Le stencil, la méthode la plus répandue
Le stencil consiste à préparer un dessin à l'avance (souvent sur ordinateur ou papier), puis à le transférer sur la peau via un papier calque, avant de tatouer en suivant ce tracé. C'est la méthode la plus courante, notamment pour les textes, les portraits réalistes ou les motifs très géométriques qui demandent une précision millimétrée.
Le freehand, dessiner directement sur la peau
En freehand, il n'y a pas de calque préparé à l'avance. Le motif est dessiné à main levée, directement sur la peau du client, juste avant de tatouer — parfois avec des ajustements en cours de séance. C'est une approche plus lente à préparer, mais qui permet une adaptation totale à la morphologie de la personne.
Pourquoi le freehand change tout pour les grandes pièces
Un bras, une jambe ou un buste n'est pas une surface plate : il y a des courbes, du relief musculaire, des articulations qui bougent.
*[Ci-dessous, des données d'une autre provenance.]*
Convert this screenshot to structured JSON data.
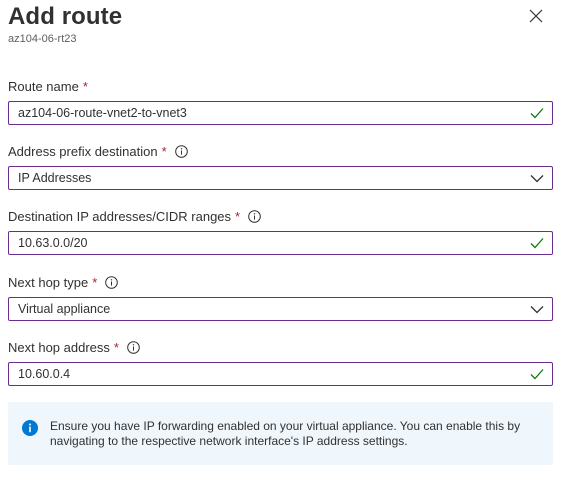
{
  "header": {
    "title": "Add route",
    "subtitle": "az104-06-rt23"
  },
  "fields": {
    "route_name": {
      "label": "Route name",
      "required": "*",
      "value": "az104-06-route-vnet2-to-vnet3"
    },
    "address_prefix_destination": {
      "label": "Address prefix destination",
      "required": "*",
      "value": "IP Addresses"
    },
    "destination_ranges": {
      "label": "Destination IP addresses/CIDR ranges",
      "required": "*",
      "value": "10.63.0.0/20"
    },
    "next_hop_type": {
      "label": "Next hop type",
      "required": "*",
      "value": "Virtual appliance"
    },
    "next_hop_address": {
      "label": "Next hop address",
      "required": "*",
      "value": "10.60.0.4"
    }
  },
  "notice": {
    "text": "Ensure you have IP forwarding enabled on your virtual appliance. You can enable this by navigating to the respective network interface's IP address settings."
  },
  "icons": {
    "close": "close-icon",
    "info": "info-icon",
    "check": "checkmark-icon",
    "dropdown": "chevron-down-icon",
    "notice": "info-filled-icon"
  },
  "colors": {
    "input_border": "#6b2c91",
    "required": "#a4262c",
    "check": "#107c10",
    "notice_bg": "#eff6fc",
    "notice_icon": "#0078d4"
  }
}
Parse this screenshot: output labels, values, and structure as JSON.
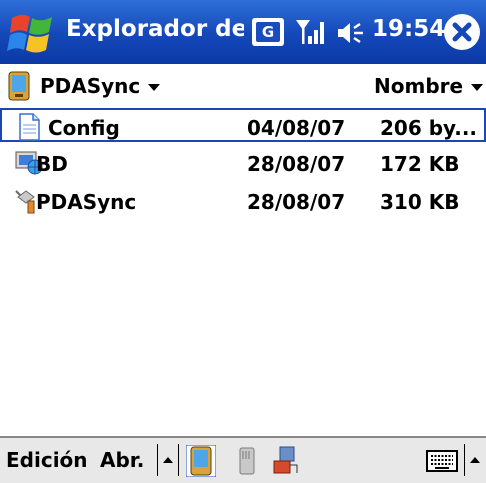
{
  "titlebar": {
    "title": "Explorador de a",
    "network_badge": "G",
    "time": "19:54",
    "icons": [
      "windows-start-icon",
      "signal-icon",
      "volume-icon",
      "close-icon"
    ]
  },
  "header": {
    "folder": "PDASync",
    "sort": "Nombre"
  },
  "files": [
    {
      "name": "Config",
      "date": "04/08/07",
      "size": "206 by...",
      "icon": "text-file-icon"
    },
    {
      "name": "BD",
      "date": "28/08/07",
      "size": "172 KB",
      "icon": "database-file-icon"
    },
    {
      "name": "PDASync",
      "date": "28/08/07",
      "size": "310 KB",
      "icon": "program-file-icon"
    }
  ],
  "toolbar": {
    "edit_label": "Edición",
    "open_label": "Abr.",
    "icons": [
      "scroll-up-icon",
      "device-icon",
      "storage-card-icon",
      "network-share-icon",
      "keyboard-icon",
      "input-menu-arrow-icon"
    ]
  },
  "colors": {
    "titlebar": "#1447b8",
    "selection": "#1a47b8",
    "toolbar": "#e8e8e8"
  }
}
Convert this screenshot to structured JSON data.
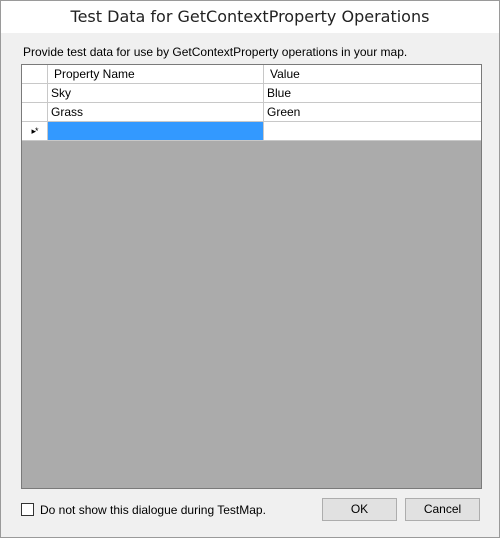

Un motif pensé sur écran, puis simplement transféré, s'adapte rarement parfaitement à ce relief. En freehand, chaque ligne est tracée en tenant compte de la morphologie réelle — le motif suit le corps, pas l'inverse.
| Stencil | Freehand |
|---|---|
| Idéal pour textes, portraits, motifs très précis | Idéal pour les grandes pièces qui suivent le corps (manchettes, jambes, dos) |
| Résultat prévisible à l'avance | Chaque pièce est unique, jamais reproduite à l'identique |
| Préparation en amont (dessin numérique) | Préparation en séance, dessin en direct |
Les deux approches ont leur place. Le freehand n'est pas "meilleur" en soi — c'est la technique la plus adaptée pour les projets sur-mesure de grande taille, où l'harmonie avec le corps compte plus que la reproduction exacte d'un dessin.